Looking at the list, these would be my "why" national parks:

New River Gorge.  The main topic of the thread.  It is, rather typical, piece of Appalachian topography, remarkable only in that it has whitewater (not totally unique) and they built a bridge over it.

Gateway Arch.  As discussed.

Cuyahoga Valley.  See New River Gorge, above.  An ordinary post-industrial rust belt Great Lakes basin river, with some historical stuff.

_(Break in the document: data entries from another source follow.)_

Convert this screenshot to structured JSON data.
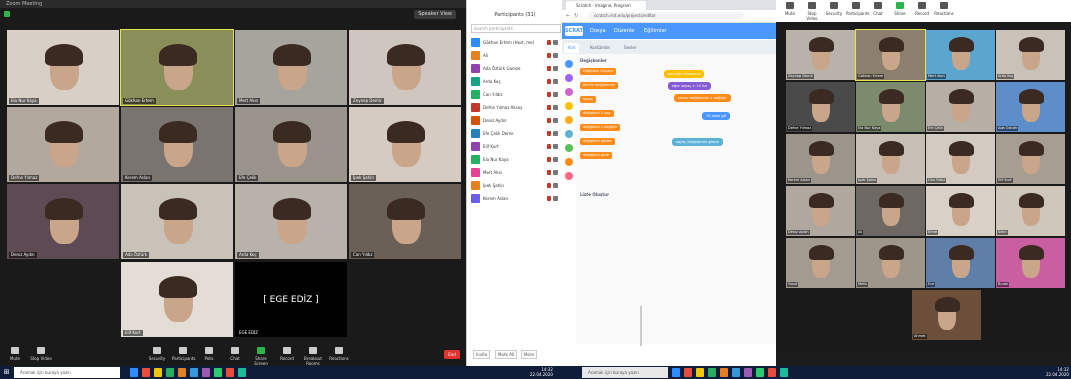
{
  "zoom": {
    "window_title": "Zoom Meeting",
    "speaker_view_label": "Speaker View",
    "participants": [
      {
        "name": "Ela Nur Kaya"
      },
      {
        "name": "Gökhan Ertem",
        "active": true
      },
      {
        "name": "Mert Akın"
      },
      {
        "name": "Zeynep Demir"
      },
      {
        "name": "Defne Yılmaz"
      },
      {
        "name": "Kerem Aslan"
      },
      {
        "name": "Efe Çelik"
      },
      {
        "name": "İpek Şahin"
      },
      {
        "name": "Deniz Aydın"
      },
      {
        "name": "Ada Öztürk"
      },
      {
        "name": "Arda Koç"
      },
      {
        "name": "Can Yıldız"
      },
      {
        "name": "Elif Kurt"
      },
      {
        "name": "EGE EDİZ",
        "video_off": true
      }
    ],
    "black_tile_label": "[ EGE EDİZ ]",
    "toolbar": {
      "mute": "Mute",
      "stop_video": "Stop Video",
      "security": "Security",
      "participants": "Participants",
      "participants_count": "31",
      "polls": "Polls",
      "chat": "Chat",
      "share_screen": "Share Screen",
      "record": "Record",
      "breakout_rooms": "Breakout Rooms",
      "reactions": "Reactions",
      "end": "End"
    }
  },
  "panel": {
    "title": "Participants (31)",
    "search_placeholder": "Search participants",
    "rows": [
      {
        "name": "Gökhan Ertem (Host, me)",
        "color": "#2d8cff"
      },
      {
        "name": "Ali",
        "color": "#e67e22"
      },
      {
        "name": "Ada Öztürk Gamze",
        "color": "#8e44ad"
      },
      {
        "name": "Arda Koç",
        "color": "#16a085"
      },
      {
        "name": "Can Yıldız",
        "color": "#27ae60"
      },
      {
        "name": "Defne Yılmaz Aksoy",
        "color": "#c0392b"
      },
      {
        "name": "Deniz Aydın",
        "color": "#d35400"
      },
      {
        "name": "Efe Çelik Demir",
        "color": "#2980b9"
      },
      {
        "name": "Elif Kurt",
        "color": "#8e44ad"
      },
      {
        "name": "Ela Nur Kaya",
        "color": "#27ae60"
      },
      {
        "name": "Mert Akın",
        "color": "#e84393"
      },
      {
        "name": "İpek Şahin",
        "color": "#e67e22"
      },
      {
        "name": "Kerem Aslan",
        "color": "#6c5ce7"
      }
    ],
    "invite": "Invite",
    "mute_all": "Mute All",
    "more": "More"
  },
  "browser": {
    "tab_title": "Scratch - Imagine, Program",
    "url": "scratch.mit.edu/projects/editor",
    "scratch": {
      "logo": "SCRATCH",
      "menu": [
        "Dosya",
        "Düzenle",
        "Eğitimler"
      ],
      "tabs": [
        "Kod",
        "Kostümler",
        "Sesler"
      ],
      "palette_title": "Değişkenler",
      "palette_blocks": [
        {
          "label": "Değişken Oluştur",
          "color": "#ff8c1a"
        },
        {
          "label": "benim değişkenim",
          "color": "#ff8c1a"
        },
        {
          "label": "sayaç",
          "color": "#ff8c1a"
        },
        {
          "label": "değişkeni 0 yap",
          "color": "#ff8c1a"
        },
        {
          "label": "değişkeni 1 değiştir",
          "color": "#ff8c1a"
        },
        {
          "label": "değişkeni göster",
          "color": "#ff8c1a"
        },
        {
          "label": "değişkeni gizle",
          "color": "#ff8c1a"
        }
      ],
      "palette_title2": "Liste Oluştur",
      "script_blocks": [
        {
          "label": "bayrağa tıklanınca",
          "color": "#ffbf00"
        },
        {
          "label": "eğer sayaç > 10 ise",
          "color": "#855cd6"
        },
        {
          "label": "sayaç değişkenini 1 değiştir",
          "color": "#ff8c1a"
        },
        {
          "label": "10 adım git",
          "color": "#4c97ff"
        },
        {
          "label": "sayaç değişkenini göster",
          "color": "#5cb1d6"
        }
      ]
    }
  },
  "gallery": {
    "toolbar": [
      "Mute",
      "Stop Video",
      "Security",
      "Participants",
      "Chat",
      "Share",
      "Record",
      "Reactions"
    ],
    "participants": [
      "Zeynep Demir",
      "Gökhan Ertem",
      "Mert Akın",
      "Arda Koç",
      "Defne Yılmaz",
      "Ela Nur Kaya",
      "Efe Çelik",
      "Ada Öztürk",
      "Kerem Aslan",
      "İpek Şahin",
      "Can Yıldız",
      "Elif Kurt",
      "Deniz Aydın",
      "Ali",
      "Emre",
      "Selin",
      "Yusuf",
      "Melis",
      "Ece",
      "Burak",
      "Ahmet"
    ]
  },
  "taskbar": {
    "search_placeholder": "Aramak için buraya yazın",
    "search_placeholder2": "Aramak için buraya yazın",
    "time": "14:32",
    "date": "22.04.2020",
    "icon_colors": [
      "#2d8cff",
      "#e74c3c",
      "#f1c40f",
      "#27ae60",
      "#e67e22",
      "#3498db",
      "#9b59b6",
      "#2ecc71",
      "#e74c3c",
      "#1abc9c"
    ]
  }
}
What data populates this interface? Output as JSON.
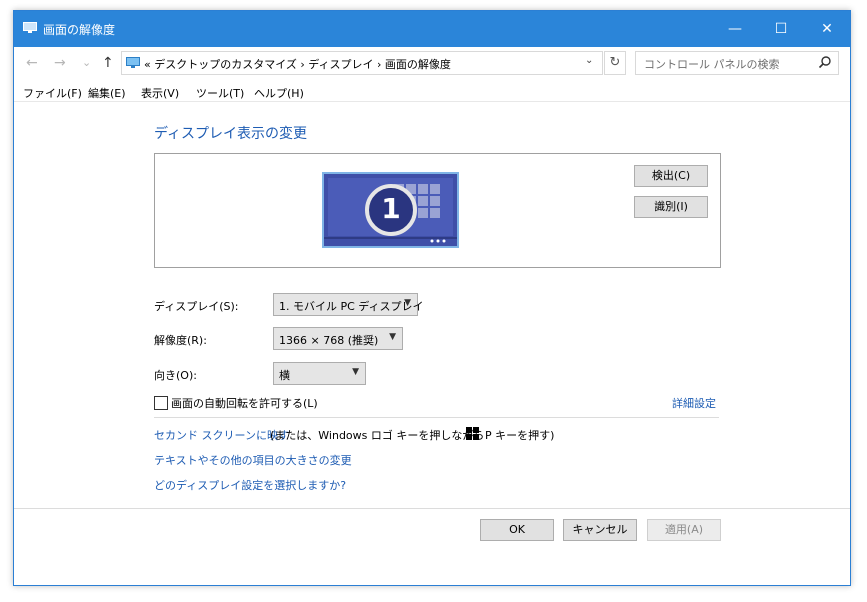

Dry Tortugas.  Should be a national historic site.

Hot Springs.  More or less a commercial, urban, spa. 

TheGrassGuy

If you ever feel useless, remember that CR 504 exists.

GaryV


kkt

Quote from: GaryV on February 23, 2021, 04:14:14 PM
Quote from: TheGrassGuy on February 23, 2021, 02:56:38 PM
Quote from: SP Cook on February 23, 2021, 12:33:36 PM
"humpty dumpty"

Don't get the reference at all :eyebrow:

Kids these days. Doesn't anyone read Lewis Carroll?


"When I use a word, it means just what I want it to mean.  It's a matter of who is to be the master, that's all."  That's just from memory and probably not exact.